Identification of a novel, dendritic cell-associated molecule, dectin-1, by subtractive cDNA cloning

Abstract

Dendritic cells (DC) are special subsets of antigen presenting cells characterized by their potent capacity to activate immunologically naive T cells. By subtracting the mRNAs expressed by the mouse epidermus-derived DC line XS52 with the mRNAs expressed by the J774 macrophage line, we identified five novel genes that were expressed selectively by this DC line.

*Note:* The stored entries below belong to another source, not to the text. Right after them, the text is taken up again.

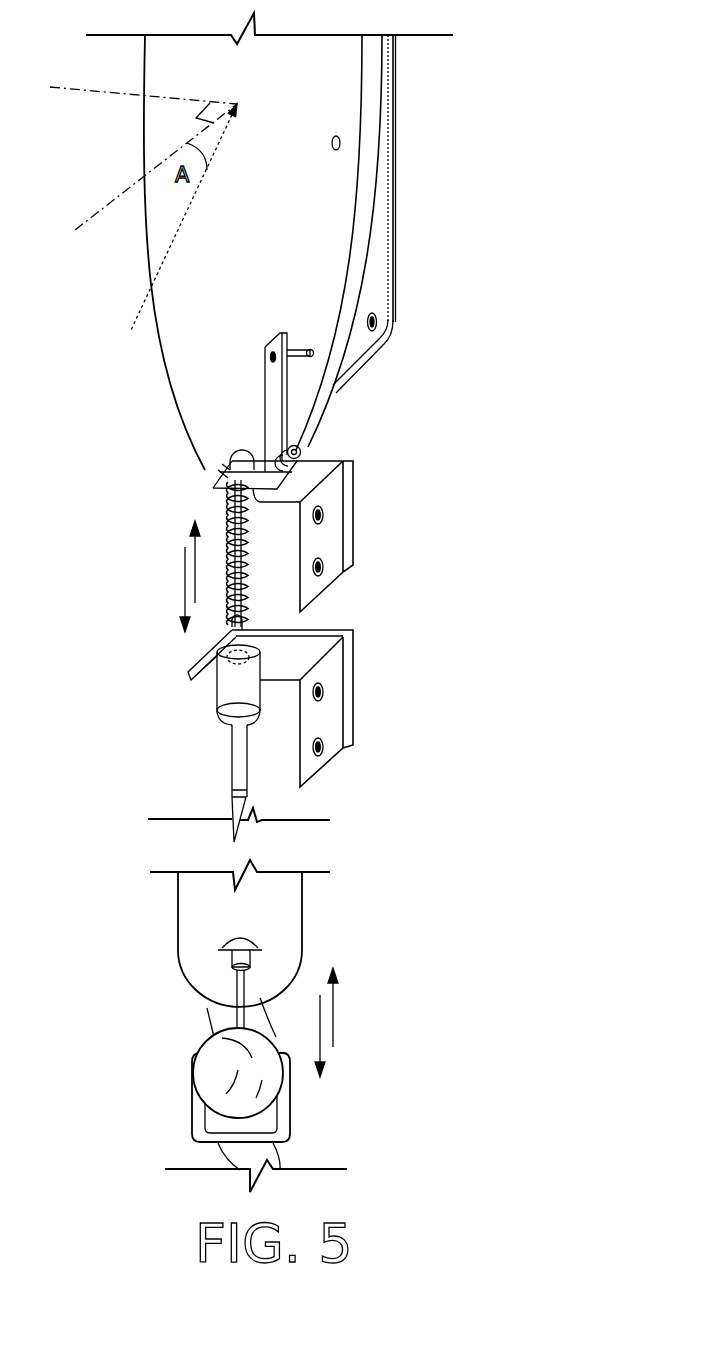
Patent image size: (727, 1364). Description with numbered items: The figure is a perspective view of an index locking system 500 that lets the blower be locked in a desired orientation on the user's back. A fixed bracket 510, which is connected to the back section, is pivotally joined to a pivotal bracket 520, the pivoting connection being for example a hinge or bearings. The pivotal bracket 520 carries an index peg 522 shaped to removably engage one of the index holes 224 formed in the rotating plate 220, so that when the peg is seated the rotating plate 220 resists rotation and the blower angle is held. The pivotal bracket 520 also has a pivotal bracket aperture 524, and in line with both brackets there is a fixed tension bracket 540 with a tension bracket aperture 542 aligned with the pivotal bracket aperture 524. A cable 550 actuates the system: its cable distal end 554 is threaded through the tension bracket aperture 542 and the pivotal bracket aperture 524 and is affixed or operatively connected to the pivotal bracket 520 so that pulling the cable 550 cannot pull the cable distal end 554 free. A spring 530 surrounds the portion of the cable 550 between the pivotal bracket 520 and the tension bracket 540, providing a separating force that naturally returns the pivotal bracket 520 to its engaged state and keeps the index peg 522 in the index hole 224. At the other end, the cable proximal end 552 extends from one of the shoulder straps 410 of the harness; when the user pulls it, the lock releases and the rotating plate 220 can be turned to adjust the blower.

The needle actuation assembly 500 is at (597, 62).
The rotating plate 220 is at (363, 149).
The index holes 224 is at (326, 148).
The index peg 522 is at (303, 347).
The pivotal bracket aperture 524 is at (238, 460).
The fixed bracket 510 is at (356, 507).
The pivotal bracket 520 is at (213, 485).
The spring 530 is at (250, 557).
The fixed tension bracket 540 is at (352, 692).
The tension bracket aperture 542 is at (230, 663).
The cable 550 is at (228, 803).
The cable distal end 554 is at (250, 775).
The shoulder straps 410 is at (302, 930).
The cable proximal end 552 is at (213, 1012).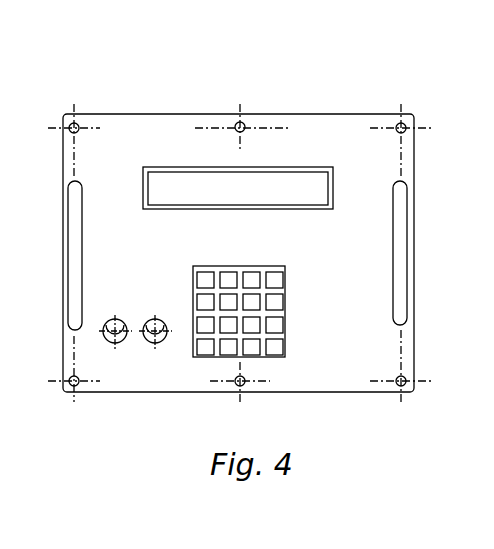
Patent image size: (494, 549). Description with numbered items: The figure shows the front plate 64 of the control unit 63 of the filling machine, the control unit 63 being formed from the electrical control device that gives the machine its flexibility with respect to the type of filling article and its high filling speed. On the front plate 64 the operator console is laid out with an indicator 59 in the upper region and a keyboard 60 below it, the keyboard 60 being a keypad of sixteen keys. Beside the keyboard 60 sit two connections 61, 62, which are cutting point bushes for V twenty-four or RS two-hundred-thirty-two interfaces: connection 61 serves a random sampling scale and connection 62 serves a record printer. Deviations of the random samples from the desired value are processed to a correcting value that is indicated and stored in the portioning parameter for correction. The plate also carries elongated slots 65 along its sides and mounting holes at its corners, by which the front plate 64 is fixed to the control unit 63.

The indicator 59 is at (165, 183).
The keyboard 60 is at (269, 358).
The connection for a random sampling scale 61 is at (104, 332).
The connection for a record printer 62 is at (148, 342).
The control unit 63 is at (347, 111).
The front plate 64 is at (92, 138).
The slot 65 is at (71, 220).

One of these genes encoded a type II membrane-integrated polypeptide of 244 amino acids containing a putative carbohydrate recognition domain motif at the COOH-terminal end. This molecule, termed "dectin-1," was expressed abundantly at both mRNA and protein levels by the XS52 DC line, but not by non-DC lines (including the J774 macrophage line). Dectin-1 mRNA was detected predominantly in spleen and thymus (by Northern blotting) and in skin-resident DC, i.e. Langerhans cells (by reverse transcription-polymerase chain reaction). Affinity-purified antibody against dectin-1 identified a 43-kDa glycoprotein in membrane fractions isolated from the XS52 DC line and from the dectin-1 cDNA-transfected COS-1 cells. His-tagged recombinant proteins containing the extracellular domains of dectin-1 showed marked and specific binding to the surface of T cells and promoted their proliferation in the presence of anti-CD3 monoclonal antibody at suboptimal concentrations. These in vitro results suggest that dectin-1 on DC may bind to as yet undefined ligand(s) on T cells, thereby delivering T cell co-stimulatory signals. Not only do these results document the efficacy of subtractive cDNA cloning for the identification of unique genes expressed by DC, they also provide a framework for studying the physiological function of dectin-1.